100% cloud is not always the only option
Before cloud or SaaS vendors make any changes to their offerings, they think of data and application security. The cost of getting this wrong far outweighs the efforts involved of getting it right. Some companies will offer a number of ways to deploy their software, including: Public Cloud, Private Cloud and onsite/Hybrid solutions.
It’s by far easier to manage a shared service/public cloud offering as they only need to manage a group of scalable servers that they have control over. If deploying their offering onsite, they need to engage with IT teams, security teams, operational infrastructure teams etc. This presents some challenges and certainly adds to the hurdles.
Decision makers are often caught in a tough position when exploring cloud or SaaS as a viable alternative to traditional infrastructure and application service methods. Fear of data leak and location is the primary concern. But does the cost savings outweigh the perceived risk?
The financial argument
From a purely financial standpoint, many decision makers are not entirely aware of the true cost of operating their environments. Expenses relating to a facility and infrastructure often are hidden in other budgets, so their view of operational cost is limited to staff, hardware purchases, maintenance agreements and software licensing. Overlooked expenses often include the impact of business damaging downtime and the cost of capital that could be more efficiently used in generating income. On the whole, the cloud or SaaS initial outlay and ongoing costs have proven to be more cost effective than going with onsite. However not everyone is ready for the cloud.
Evaluating business needs
Research shows that cost is seldom the primary driver toward cloud services. Instead, improved service levels, infrastructure agility and increased security ranks as the top three drivers. Overburdened infrastructure or small IT teams often cannot cope with the rate of change and demand, and desperately need to empower business units to provision services that add value, fast.

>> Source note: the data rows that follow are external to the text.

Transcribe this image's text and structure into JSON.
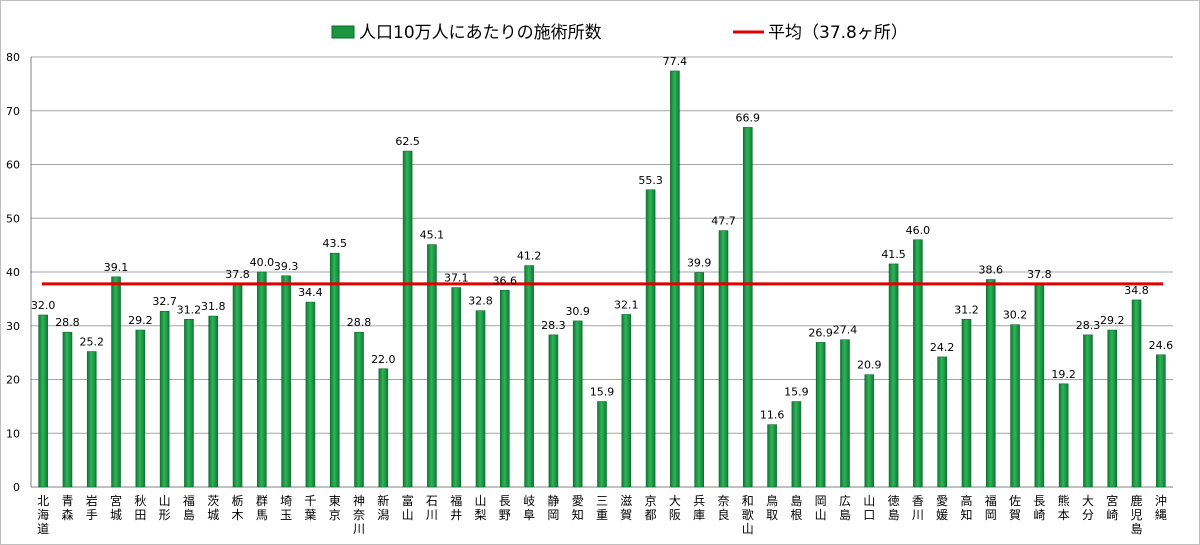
{
  "chart_data": {
    "type": "bar",
    "categories": [
      "北海道",
      "青森",
      "岩手",
      "宮城",
      "秋田",
      "山形",
      "福島",
      "茨城",
      "栃木",
      "群馬",
      "埼玉",
      "千葉",
      "東京",
      "神奈川",
      "新潟",
      "富山",
      "石川",
      "福井",
      "山梨",
      "長野",
      "岐阜",
      "静岡",
      "愛知",
      "三重",
      "滋賀",
      "京都",
      "大阪",
      "兵庫",
      "奈良",
      "和歌山",
      "鳥取",
      "島根",
      "岡山",
      "広島",
      "山口",
      "徳島",
      "香川",
      "愛媛",
      "高知",
      "福岡",
      "佐賀",
      "長崎",
      "熊本",
      "大分",
      "宮崎",
      "鹿児島",
      "沖縄"
    ],
    "series": [
      {
        "name": "人口10万人にあたりの施術所数",
        "color": "#1a9641",
        "values": [
          32.0,
          28.8,
          25.2,
          39.1,
          29.2,
          32.7,
          31.2,
          31.8,
          37.8,
          40.0,
          39.3,
          34.4,
          43.5,
          28.8,
          22.0,
          62.5,
          45.1,
          37.1,
          32.8,
          36.6,
          41.2,
          28.3,
          30.9,
          15.9,
          32.1,
          55.3,
          77.4,
          39.9,
          47.7,
          66.9,
          11.6,
          15.9,
          26.9,
          27.4,
          20.9,
          41.5,
          46.0,
          24.2,
          31.2,
          38.6,
          30.2,
          37.8,
          19.2,
          28.3,
          29.2,
          34.8,
          24.6
        ],
        "labels": [
          "32.0",
          "28.8",
          "25.2",
          "39.1",
          "29.2",
          "32.7",
          "31.2",
          "31.8",
          "37.8",
          "40.0",
          "39.3",
          "34.4",
          "43.5",
          "28.8",
          "22.0",
          "62.5",
          "45.1",
          "37.1",
          "32.8",
          "36.6",
          "41.2",
          "28.3",
          "30.9",
          "15.9",
          "32.1",
          "55.3",
          "77.4",
          "39.9",
          "47.7",
          "66.9",
          "11.6",
          "15.9",
          "26.9",
          "27.4",
          "20.9",
          "41.5",
          "46.0",
          "24.2",
          "31.2",
          "38.6",
          "30.2",
          "37.8",
          "19.2",
          "28.3",
          "29.2",
          "34.8",
          "24.6"
        ]
      }
    ],
    "average": {
      "name": "平均（37.8ヶ所）",
      "value": 37.8,
      "color": "#e00000"
    },
    "ylim": [
      0,
      80
    ],
    "yticks": [
      "0",
      "10",
      "20",
      "30",
      "40",
      "50",
      "60",
      "70",
      "80"
    ],
    "grid": true,
    "legend_position": "top-center"
  }
}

If the goal of a business is to move more quickly than their competition, the platforms on which they innovate and operate must keep up with these requirements. If they cannot, then irrespective of the cost of a cloud solution, they are simply not performing a business enablement role.
So where are we now?
The question of whether cloud is a viable alternative to the existing methods of deployment is not a comparison of apples to apples. An organisation needs to determine accurately what it’s objectives and goals are at a business level, understand whether they can afford to divert much-needed capital into a non-core activity such as operating IT infrastructure and then consider whether a scalable, flexible a
nd cost-efficient solution will serve their original goals more effectively. And most importantly, securely.
For many providers, time will tell and the market will drive them in the direction it sees fit. At this point, there is a definite increased interest in cloud and SaaS but some companies are reluctant the be the first movers, but don’t the first movers often get the advantage?